Being reflective requires effort and conducive conditions
Reflective practice, such as action research, doesn’t just happen but requires conducive conditions and effort on the part of teachers. At a minimum, action research in schools requires support from school leaders, time to design a coherent research project, critical friends to discuss the research, and resources to conduct the research. For this project, we are convening research roundtables, and supporting teachers-as-researchers in schools.
Teachers are theorists
Teachers are often represented as being disinterested in theory but in reality good teachers are uncanny theorists of school systems, school reform and their own practice. ‘Theory’ is this case is about making sense of what is going on and how things might be improved. Teacher theorists are open to thinking about their practice in new ways, especially if informed by the research of others.
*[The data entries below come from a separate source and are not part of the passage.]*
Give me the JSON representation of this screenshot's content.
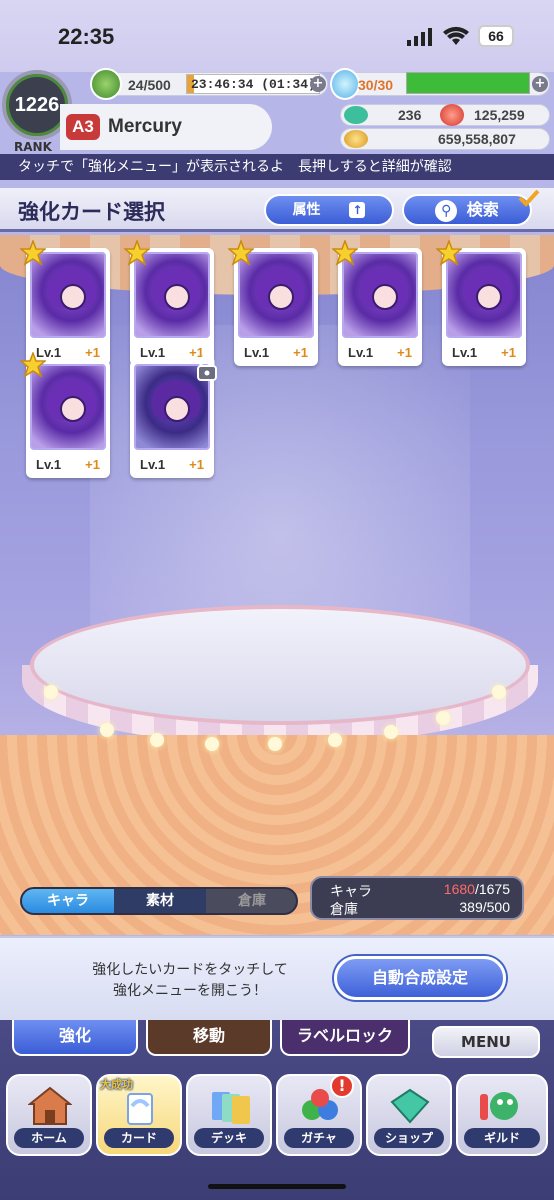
{
  "status_bar": {
    "time": "22:35",
    "battery": "66"
  },
  "header": {
    "rank": "1226",
    "rank_label": "RANK",
    "stamina": "24/500",
    "timer": "23:46:34 (01:34)",
    "heart": "30/30",
    "heart_fraction": 1.0,
    "gem_count": "236",
    "orb_count": "125,259",
    "coins": "659,558,807",
    "league_badge": "A3",
    "player_name": "Mercury"
  },
  "ticker": "タッチで「強化メニュー」が表示されるよ　長押しすると詳細が確認",
  "page": {
    "title": "強化カード選択",
    "attr_button": "属性",
    "search_button": "検索"
  },
  "cards": [
    {
      "level": "Lv.1",
      "plus": "+1",
      "starred": true,
      "locked": false
    },
    {
      "level": "Lv.1",
      "plus": "+1",
      "starred": true,
      "locked": false
    },
    {
      "level": "Lv.1",
      "plus": "+1",
      "starred": true,
      "locked": false
    },
    {
      "level": "Lv.1",
      "plus": "+1",
      "starred": true,
      "locked": false
    },
    {
      "level": "Lv.1",
      "plus": "+1",
      "starred": true,
      "locked": false
    },
    {
      "level": "Lv.1",
      "plus": "+1",
      "starred": true,
      "locked": false
    },
    {
      "level": "Lv.1",
      "plus": "+1",
      "starred": false,
      "locked": true
    }
  ],
  "tabs": {
    "chara": "キャラ",
    "material": "素材",
    "storage": "倉庫"
  },
  "counts": {
    "chara_label": "キャラ",
    "chara_current": "1680",
    "chara_max": "/1675",
    "storage_label": "倉庫",
    "storage_value": "389/500"
  },
  "hint": {
    "line1": "強化したいカードをタッチして",
    "line2": "強化メニューを開こう！"
  },
  "auto_button": "自動合成設定",
  "sub_tabs": {
    "enhance": "強化",
    "move": "移動",
    "label_lock": "ラベルロック",
    "menu": "MENU"
  },
  "nav": {
    "home": "ホーム",
    "card": "カード",
    "deck": "デッキ",
    "gacha": "ガチャ",
    "shop": "ショップ",
    "guild": "ギルド",
    "bonus": "大成功",
    "alert": "!"
  },
  "colors": {
    "accent": "#3b5dd6",
    "stage": "#9999dc",
    "nav_bg": "#3c3d74"
  }
}
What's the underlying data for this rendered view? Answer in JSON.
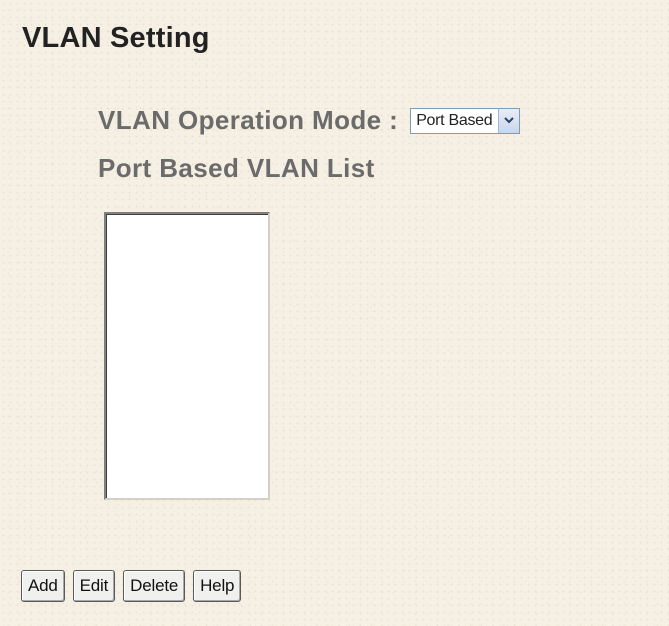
{
  "page": {
    "title": "VLAN Setting"
  },
  "mode": {
    "label": "VLAN Operation Mode :",
    "selected": "Port Based",
    "dropdown_icon": "chevron-down-icon"
  },
  "list": {
    "heading": "Port Based VLAN List",
    "items": []
  },
  "buttons": {
    "add": "Add",
    "edit": "Edit",
    "delete": "Delete",
    "help": "Help"
  }
}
Schools do have some autonomy
Many teachers focus on the impediments to change and loose sight of the autonomy that schools actually have available to them. The sort of autonomy we are attempting to activate here is the freedom to design and implement curriculum innovations that are responding you’re your own existential demands (ie your specific and unique classrooms) but also through asking, what are other teachers doing to respond to my challenges
Teachers are the key to reform efforts
The rationale for this model of action research is based on a concern for improving student achievement for those students who traditionally don’t experience success at school. Improving learning requires changes to teaching practice and that can only occur if teachers are viewed as the key to the reform. Building pedagogy that connects to the lives of your students can only be managed at the classroom level.
Leadership is essential in all of the above
Reforms of this type require supportive leadership. Issues that will require ongoing attention will be: working to ensure participating teachers have in school support as the project proceeds; and, attending to the issues of transition from primary schools.